DeepMind, the U.K.-based AI research subsidiary acquired by Alphabet in 2014 for $500 million, today detailed ecological research its science team is conducting to develop AI systems that’ll help study the behavior of animal species in Tanzania’s Serengeti National Park. It hopes to expedite the analysis of data from hundreds of motion-detecting field cameras, which have captured millions of images since they were deployed by the Serengeti Lion Research program over nine years ago.
“The Serengeti is one of the last remaining sites in the world that hosts an intact community of large mammals … As human encroachment around the park becomes more intense, these species are forced to alter their behaviours in order to survive,” wrote DeepMind in a blog post. “Increasing agriculture, poaching, and climate abnormalities contribute to changes in animal behaviors and population dynamics, but these changes have occurred at spatial and temporal scales which are difficult to monitor using traditional research methods.”
For nearly a decade, conservationists have tapped the aforementioned cameras to keep tabs on animals within the park’s core, enabling them to study their distribution and demography. The images aren’t of much use absent annotations, however, which is why it’s fallen to volunteers to identify species by hand using a web-based tool called Zooniverse. The resulting corpora currently features counts for around 50 different species, but it still takes nearly a year from the time a camera is triggered until labels are generated.
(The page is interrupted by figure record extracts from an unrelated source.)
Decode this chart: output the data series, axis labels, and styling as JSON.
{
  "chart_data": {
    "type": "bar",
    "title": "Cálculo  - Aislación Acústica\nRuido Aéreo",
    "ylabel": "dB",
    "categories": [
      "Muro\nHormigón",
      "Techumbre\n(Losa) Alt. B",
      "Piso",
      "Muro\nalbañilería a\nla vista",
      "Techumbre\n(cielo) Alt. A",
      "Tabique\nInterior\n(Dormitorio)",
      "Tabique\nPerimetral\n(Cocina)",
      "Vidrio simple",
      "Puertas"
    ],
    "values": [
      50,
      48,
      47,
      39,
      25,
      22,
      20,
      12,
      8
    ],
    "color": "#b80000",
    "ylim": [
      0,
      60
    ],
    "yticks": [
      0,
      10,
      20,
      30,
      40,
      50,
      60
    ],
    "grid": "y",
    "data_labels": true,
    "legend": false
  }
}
That’s why DeepMind used the Snapshot Serengeti dataset to train an AI model that can automatically detect, identify, and count animals. Scientists at the company claim their pretrained system, which will soon be deployed in the field, can perform on par with (or better than) human annotators for most of the hundreds of species in the region. Moreover, they say that it shortens the data processing pipeline by up to nine months, and that it could soon run safely run on “modest” hardware with unreliable internet access.
“We’ve developed a robust model for detecting and analyzing animal populations in field data, and have helped to consolidate data to enable the growing machine learning community in Africa to build AI systems for conservation which, we hope, will scale to other parks,” wrote DeepMind. “Our hope is to contribute towards making AI research more inclusive — both in terms of the kinds of domains we apply it to, and the people developing it.”
DeepMind is far from the first to apply AI to ecology. Microsoft recently highlighted a Santa Cruz-based startup — Conservation Metrics — that’s leveraging machine learning to track African savanna elephants. Separately, a team of researchers developed a machine learning algorithm trained on Snapshot Serengeti that can identify, describe, and count wildlife with 96.6% accuracy. Intel’s TrailGuard AI system prevents poaching by detecting motion with an embedded camera using an offline, on-device AI algorithm. And scientists at Queensland University used Google’s TensorFlow machine learning framework to train an algorithm that can automatically detect sea cows in ocean images.